To the average person, $10 billion sounds high. To many tech investors, it sounds like a steal.
How can Uber, which is basically just a mobile app that helps you get taxi, be worth so much money? And how much more can it grow?
There's two things that will propel Uber higher.
1. It's just getting started with its car-calling application. Uber is only in a few markets now, and it's already a smash hit. Imagine when it expands.
2. Uber is more than that, it's also a next generation logistics company that could ultimately compete with established companies like FedEx or UPS.
If you've never used Uber, here's how it works. Press a button on your smart phone to summon a ride. A few minutes later - during which you can chart a driver's progress toward your location - up rolls the car. The driver doesn't accept cash, not even for a tip. Instead the app automatically charges the passenger's credit card once the transaction is complete. Then, both the customer and driver rate each other on Uber's application. (Passengers who leave a driver waiting may see their ratings fall, which can result in fewer drivers agreeing to pick them up.) Uber takes 20% commission on every fare; drivers keep 80%.
We asked tech investors with no skin in the game to explain Uber's growth potential.
"$10 billion seems low to me," one early stage investor explained. This person said the only other startup with as much upside as Uber is Pinterest. "Global transportation is massive and bigger than $10 billion by many multiples." This person said Uber's growth opportunity is "wild".
Uber has talked about expanding beyond its car calling app to doing a logistics service. The company recently launched a package delivery program in New York City that lets users hail bike messengers. It has also experimented with on-demand helicopter rides, flowers, ice cream trucks, and more.
"What we're doing right now is we're in the experimentation phase where you sort of find some interesting ways to do promotions like Uber ice cream," Uber CEO Travis Kalanick explained at a Fortune conference last year. "It's very straightforward for us to basically give [drivers] a phone with an app on it and say, 'Look, when the thing is blinking, hit the screen and go to where the map tells you to go.' And you don't have to pick them up and take them anywhere, just give them ice cream.'"

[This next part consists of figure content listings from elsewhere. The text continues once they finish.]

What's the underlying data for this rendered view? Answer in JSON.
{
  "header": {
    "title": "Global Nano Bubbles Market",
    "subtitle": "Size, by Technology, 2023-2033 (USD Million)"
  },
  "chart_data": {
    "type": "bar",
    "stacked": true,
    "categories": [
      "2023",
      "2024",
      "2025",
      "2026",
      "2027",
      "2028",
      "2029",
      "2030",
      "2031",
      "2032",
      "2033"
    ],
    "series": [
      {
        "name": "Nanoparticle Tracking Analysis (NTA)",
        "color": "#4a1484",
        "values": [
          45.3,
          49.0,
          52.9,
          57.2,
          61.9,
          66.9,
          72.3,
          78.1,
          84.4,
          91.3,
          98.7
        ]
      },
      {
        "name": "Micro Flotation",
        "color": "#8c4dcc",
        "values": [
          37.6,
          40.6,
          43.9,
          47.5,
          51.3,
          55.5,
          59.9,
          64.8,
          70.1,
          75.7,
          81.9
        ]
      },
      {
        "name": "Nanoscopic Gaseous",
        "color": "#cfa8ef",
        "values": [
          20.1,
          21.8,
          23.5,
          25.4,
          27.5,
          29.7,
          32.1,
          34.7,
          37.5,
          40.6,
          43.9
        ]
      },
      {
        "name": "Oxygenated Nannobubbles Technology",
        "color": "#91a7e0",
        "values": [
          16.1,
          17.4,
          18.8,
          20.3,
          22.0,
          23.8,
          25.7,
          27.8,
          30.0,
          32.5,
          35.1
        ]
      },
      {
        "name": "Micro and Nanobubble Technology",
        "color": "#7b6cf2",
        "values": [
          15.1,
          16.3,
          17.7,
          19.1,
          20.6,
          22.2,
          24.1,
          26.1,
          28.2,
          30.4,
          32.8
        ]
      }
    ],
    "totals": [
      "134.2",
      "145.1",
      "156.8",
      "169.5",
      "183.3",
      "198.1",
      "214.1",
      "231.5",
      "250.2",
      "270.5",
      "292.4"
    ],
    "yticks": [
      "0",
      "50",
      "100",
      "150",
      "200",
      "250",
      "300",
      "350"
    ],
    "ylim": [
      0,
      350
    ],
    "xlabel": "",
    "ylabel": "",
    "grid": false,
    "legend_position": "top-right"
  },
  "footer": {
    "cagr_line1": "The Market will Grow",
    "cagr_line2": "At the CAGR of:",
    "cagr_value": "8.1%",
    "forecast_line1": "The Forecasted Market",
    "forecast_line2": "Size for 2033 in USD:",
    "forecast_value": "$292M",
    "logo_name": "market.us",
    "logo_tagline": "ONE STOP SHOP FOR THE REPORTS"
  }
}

Kalanick's close friend and Uber investor Shervin Pishevar explained Uber's grand vision to Inc: "Uber is building a digital mesh - a grid that goes over the cities. Once you have that grid running, in everyone's pockets, there is a lot of potential for what you can build as a platform. Uber is in the empire-building phase."
Another investor (not invested in Uber) agrees that a $10 billion valuation is reasonable - if not low - for Uber. That's because the company, this person says, is "highly profitable" and its revenue projections are massive. One leaked revenue sheet showed Uber pulling in about $20 million per week late last year, and its growth doesn't seem to be slowing.
"This is a highly profitable company with a highly profitable and scalable marketplace business model," this investor said. He said that he heard last year Uber's gross revenue last year was $750 million with $150 million in cash flow. Projections for 2014, this person said, were $3 billion gross revenue yielding more than $400 million in cash.
"An 8-15X EBITDA multiple range is reasonable, so being worth somewhere between $3-6 billion on this year's numbers, with high growth, could easily make Uber worth $10 billion on next year's numbers," says the venture capitalist. "Investors often forward pay."
Uber is not guaranteed to win and dominate the world of logistics. There are other real-time networks, like Seamless or PostMates, that could inhibit Uber's expansion plans. Multiple cities have given Uber legal trouble in an effort to protect cab companies. Competitors like Hailo, SideCar, and Lyft have popped up and gained traction.
Travis Kalanick, Uber's founder, is also somewhat volatile, which could pose problems down the road.
"I would hate to go against Travis competitively. He doesn't just want to win the space, he wants to kill Lyft," a Silicon Valley venture capitalist says.
Another investor explains that while those - Kalanick's personality included - are investment risks; they don't actually detract from the lofty valuation.
"Uber is winning. The government is moving in their favor rapidly, and Travis hasn't hurt Uber yet," this person says. "There is no reason it won't be a $100 billion company in the next three to five years."
Uber declined to comment on the funding rumors.